Emissions Costs from US Electricity Production

Step 1 for my thesis was to try and motivate the transition to a zero-carbon electricity grid, and I felt like the best way to do that was to try and put a dollar value on the costs we don’t pay for electricity - the electric bill doesn’t cover the externalities associated with pollution.

My supervisor sent me this paper by Goodkind et al. that made the claim

We estimate that anthropogenic PM2.5 was responsible for 107,000 premature deaths in 2011, at a cost to society of $886 billion. Of these deaths, 57% were associated with pollution caused by energy consumption [e.g., transportation (28%) and electricity generation (14%)]

So that’s it, right? $886B in total damages from US pollution overall, times 14% that’s due to electricity generation specifically. Not so fast. 14% is a remarkably round number for the scale of billions of dollars, so I had to dig through their appendix first to see the actual breakdown. As it turns out, the real breakdown is $118B for coal, $5B for natural gas, and another $2B for everything else. Slap on an inflation adjustment factor to move from 2011 dollars to 2020 dollars and we’re at $147 billion.

The catch is that the Goodkind paper doesn’t predict damages in dollars. It predicts damages in lives. That’s where the folks at the EPA (yes, the Environmental Protection Agency, of all places) come in, with the Value of a Statistical Life (VSL). The VSL converts the number of lives saved (here, 107,000) to a dollar value: currently, standard operating procedure is to use $7.4M in 2006 dollars, and just inflation-adjust that. Today, saving a statistical life is worth $9.6 million.

This allows us to get more than one estimate on the pollution costs from the US electricity sector. Fann et al. estimated that electricity emissions results in 38,000 premature deaths in 2005, which translates to $380B (in 2020 dollars) in damages - a much higher estimate.

Jaramillo and Muller (who also use the VSL method) find that electricity generation in 2011 caused $125B in damages (just like Goodkind!), which translates to $146 billion in today’s dollars (due to differences in rounding). They also found that electricity generation in 2005 caused $210B worth of damages in 2020 dollars, and attribute the overall decline over time to “increasingly stringent air pollution policy (either proposed or enacted), and macroeconomic conditions inclusive of the Great Recession”.
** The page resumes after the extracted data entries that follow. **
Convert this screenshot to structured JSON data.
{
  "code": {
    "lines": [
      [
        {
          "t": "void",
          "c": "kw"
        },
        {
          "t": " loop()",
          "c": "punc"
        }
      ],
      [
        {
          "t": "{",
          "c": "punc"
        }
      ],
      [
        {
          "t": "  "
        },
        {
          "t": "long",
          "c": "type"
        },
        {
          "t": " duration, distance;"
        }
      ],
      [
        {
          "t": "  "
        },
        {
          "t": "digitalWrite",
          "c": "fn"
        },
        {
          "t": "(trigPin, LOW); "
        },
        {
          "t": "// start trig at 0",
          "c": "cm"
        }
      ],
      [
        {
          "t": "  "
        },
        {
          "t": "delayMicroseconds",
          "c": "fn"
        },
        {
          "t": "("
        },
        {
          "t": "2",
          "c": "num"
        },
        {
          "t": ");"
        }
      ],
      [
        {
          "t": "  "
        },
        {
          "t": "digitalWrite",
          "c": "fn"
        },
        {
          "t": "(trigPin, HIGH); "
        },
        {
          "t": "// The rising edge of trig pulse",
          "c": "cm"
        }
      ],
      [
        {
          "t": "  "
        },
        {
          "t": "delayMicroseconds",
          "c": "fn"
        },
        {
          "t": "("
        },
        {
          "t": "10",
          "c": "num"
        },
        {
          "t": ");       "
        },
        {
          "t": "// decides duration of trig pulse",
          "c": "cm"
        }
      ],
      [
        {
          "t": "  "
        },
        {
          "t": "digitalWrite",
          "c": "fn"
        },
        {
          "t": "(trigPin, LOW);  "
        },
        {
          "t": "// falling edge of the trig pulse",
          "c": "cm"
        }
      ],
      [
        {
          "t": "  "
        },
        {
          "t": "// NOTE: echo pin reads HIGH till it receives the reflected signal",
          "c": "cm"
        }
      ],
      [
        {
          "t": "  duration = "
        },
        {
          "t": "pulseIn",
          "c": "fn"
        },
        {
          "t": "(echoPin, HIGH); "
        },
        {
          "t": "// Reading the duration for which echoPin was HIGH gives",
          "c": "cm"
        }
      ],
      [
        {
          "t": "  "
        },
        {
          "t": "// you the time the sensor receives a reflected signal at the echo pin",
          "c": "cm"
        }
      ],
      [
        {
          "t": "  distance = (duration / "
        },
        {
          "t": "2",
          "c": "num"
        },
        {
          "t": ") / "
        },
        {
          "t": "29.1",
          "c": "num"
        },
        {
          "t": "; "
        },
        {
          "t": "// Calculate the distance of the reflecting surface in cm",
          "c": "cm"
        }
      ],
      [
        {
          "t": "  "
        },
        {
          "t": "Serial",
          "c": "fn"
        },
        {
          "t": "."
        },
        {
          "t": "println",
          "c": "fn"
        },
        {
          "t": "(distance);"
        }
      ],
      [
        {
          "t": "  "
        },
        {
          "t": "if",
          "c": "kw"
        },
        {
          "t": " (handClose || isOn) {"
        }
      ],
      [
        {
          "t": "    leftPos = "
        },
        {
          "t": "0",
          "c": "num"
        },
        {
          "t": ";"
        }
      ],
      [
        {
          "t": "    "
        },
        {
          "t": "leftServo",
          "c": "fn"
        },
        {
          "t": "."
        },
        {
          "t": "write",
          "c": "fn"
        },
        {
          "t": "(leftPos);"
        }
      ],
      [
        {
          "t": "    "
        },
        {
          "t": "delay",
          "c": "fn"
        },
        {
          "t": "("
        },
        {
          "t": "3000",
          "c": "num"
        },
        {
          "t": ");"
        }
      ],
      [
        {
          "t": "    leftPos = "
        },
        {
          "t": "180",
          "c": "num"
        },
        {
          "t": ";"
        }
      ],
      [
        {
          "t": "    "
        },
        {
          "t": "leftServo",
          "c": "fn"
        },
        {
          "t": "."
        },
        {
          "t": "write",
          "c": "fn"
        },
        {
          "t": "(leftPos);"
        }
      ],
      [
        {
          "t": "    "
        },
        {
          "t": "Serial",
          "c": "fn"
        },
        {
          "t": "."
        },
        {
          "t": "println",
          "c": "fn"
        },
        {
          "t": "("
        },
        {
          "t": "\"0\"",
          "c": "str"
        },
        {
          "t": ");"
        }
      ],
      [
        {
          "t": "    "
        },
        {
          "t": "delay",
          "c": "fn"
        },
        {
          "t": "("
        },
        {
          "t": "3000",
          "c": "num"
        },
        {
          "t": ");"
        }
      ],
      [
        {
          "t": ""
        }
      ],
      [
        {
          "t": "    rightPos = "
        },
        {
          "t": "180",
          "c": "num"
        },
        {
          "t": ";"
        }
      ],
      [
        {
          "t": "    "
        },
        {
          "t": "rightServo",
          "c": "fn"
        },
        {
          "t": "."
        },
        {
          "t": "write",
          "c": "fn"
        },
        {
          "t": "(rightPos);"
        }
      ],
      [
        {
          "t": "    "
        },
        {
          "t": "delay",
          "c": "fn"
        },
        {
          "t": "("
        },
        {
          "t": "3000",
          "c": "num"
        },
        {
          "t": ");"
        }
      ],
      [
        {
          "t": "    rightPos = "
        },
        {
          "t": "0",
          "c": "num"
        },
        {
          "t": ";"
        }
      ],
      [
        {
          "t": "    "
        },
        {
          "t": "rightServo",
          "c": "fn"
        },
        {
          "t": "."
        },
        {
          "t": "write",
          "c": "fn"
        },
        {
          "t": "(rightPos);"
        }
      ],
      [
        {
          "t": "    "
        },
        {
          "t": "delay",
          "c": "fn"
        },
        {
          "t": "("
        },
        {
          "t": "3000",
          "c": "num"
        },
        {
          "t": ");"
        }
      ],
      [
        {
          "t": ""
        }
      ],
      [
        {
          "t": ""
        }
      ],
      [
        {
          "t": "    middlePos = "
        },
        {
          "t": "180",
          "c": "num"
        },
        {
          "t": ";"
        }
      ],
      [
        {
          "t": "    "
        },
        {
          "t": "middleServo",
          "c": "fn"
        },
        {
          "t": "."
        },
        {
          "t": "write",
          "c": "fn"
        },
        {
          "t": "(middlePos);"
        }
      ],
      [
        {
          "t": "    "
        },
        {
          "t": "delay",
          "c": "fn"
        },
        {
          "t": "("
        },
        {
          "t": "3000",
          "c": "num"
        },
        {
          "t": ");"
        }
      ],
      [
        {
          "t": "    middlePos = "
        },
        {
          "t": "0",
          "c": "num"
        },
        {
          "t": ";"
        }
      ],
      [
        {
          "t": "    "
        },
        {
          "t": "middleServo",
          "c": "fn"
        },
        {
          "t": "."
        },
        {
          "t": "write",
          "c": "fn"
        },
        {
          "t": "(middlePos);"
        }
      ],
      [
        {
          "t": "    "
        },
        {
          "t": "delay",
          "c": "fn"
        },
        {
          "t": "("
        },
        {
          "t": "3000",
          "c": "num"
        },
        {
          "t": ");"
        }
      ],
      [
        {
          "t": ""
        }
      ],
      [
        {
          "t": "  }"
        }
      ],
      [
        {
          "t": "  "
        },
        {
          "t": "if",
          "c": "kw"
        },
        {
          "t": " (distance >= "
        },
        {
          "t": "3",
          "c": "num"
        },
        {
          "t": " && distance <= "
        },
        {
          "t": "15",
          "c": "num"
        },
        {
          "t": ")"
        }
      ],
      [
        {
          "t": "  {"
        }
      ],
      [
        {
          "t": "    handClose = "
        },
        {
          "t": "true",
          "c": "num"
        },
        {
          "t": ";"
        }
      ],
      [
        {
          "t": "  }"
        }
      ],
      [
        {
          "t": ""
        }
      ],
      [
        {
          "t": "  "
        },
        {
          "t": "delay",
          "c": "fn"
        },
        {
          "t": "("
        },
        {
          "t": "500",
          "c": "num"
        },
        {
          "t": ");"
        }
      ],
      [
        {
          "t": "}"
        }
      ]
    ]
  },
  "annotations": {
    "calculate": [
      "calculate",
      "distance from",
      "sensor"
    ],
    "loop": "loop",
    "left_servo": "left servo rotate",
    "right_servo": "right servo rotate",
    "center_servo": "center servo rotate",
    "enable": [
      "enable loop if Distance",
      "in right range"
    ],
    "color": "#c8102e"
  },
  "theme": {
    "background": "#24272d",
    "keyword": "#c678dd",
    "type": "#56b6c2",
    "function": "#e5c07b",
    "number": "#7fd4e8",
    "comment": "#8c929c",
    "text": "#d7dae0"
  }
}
Let’s recap: Goodkind et al. and Jaramillo/Muller found that damages from US electricity production in 2011 were $146B (inflation-adjusted). Jaramillo/Muller and Fann et al. found that values from previous years were much higher. That variance can be explained by the fact that these estimates are derived from the cleanliness of the power grid - the US electricity sector is far cleaner today than it was in 2011, which is cleaner than it was in 2005. There’s been an enormous shift in energy sources (e.g. wind and natural gas play a much larger role than they used to), and modern fossil fuel plants are far more efficient than those built decades ago (though this latter point is unlikely to influence the results in a major way, since the difference between a coal plant from 2005 and a coal plant from 2011 isn’t that large).

I won’t attempt to estimate numbers for 2020, though I can confidently say that pollution damages are far lower. Goodkind and Jaramillo/Muller both found that the lion’s share of damages come from SO2 and NOx emissions (Goodkind says 91% on pages 20-21 of the appendix, Fig. 2 indicates similarly from Jaramillo/Muller), that most of these emissions come from coal (again, pages 20-21 of the appendix of Goodkind), and SO2 and NOx emissions have tanked in the past couple of decades. The location of those emissions complicates the relationship between emissions and costs, but a ~50% reduction in those emissions likely means that, thankfully, the power sector doesn’t destroy ~$150B in human life each year - at least due to SO2 and NOx emissions.

I must admit, I was perversely hoping for a higher number. I wanted to motivate my paper the highlighting the importance of transitioning to a zero-carbon electricity grid, but most of the work has already been done! Luckily for me, the externalities aren’t just pollution - climate change is likely to affect far more than a few hundred thousand lives.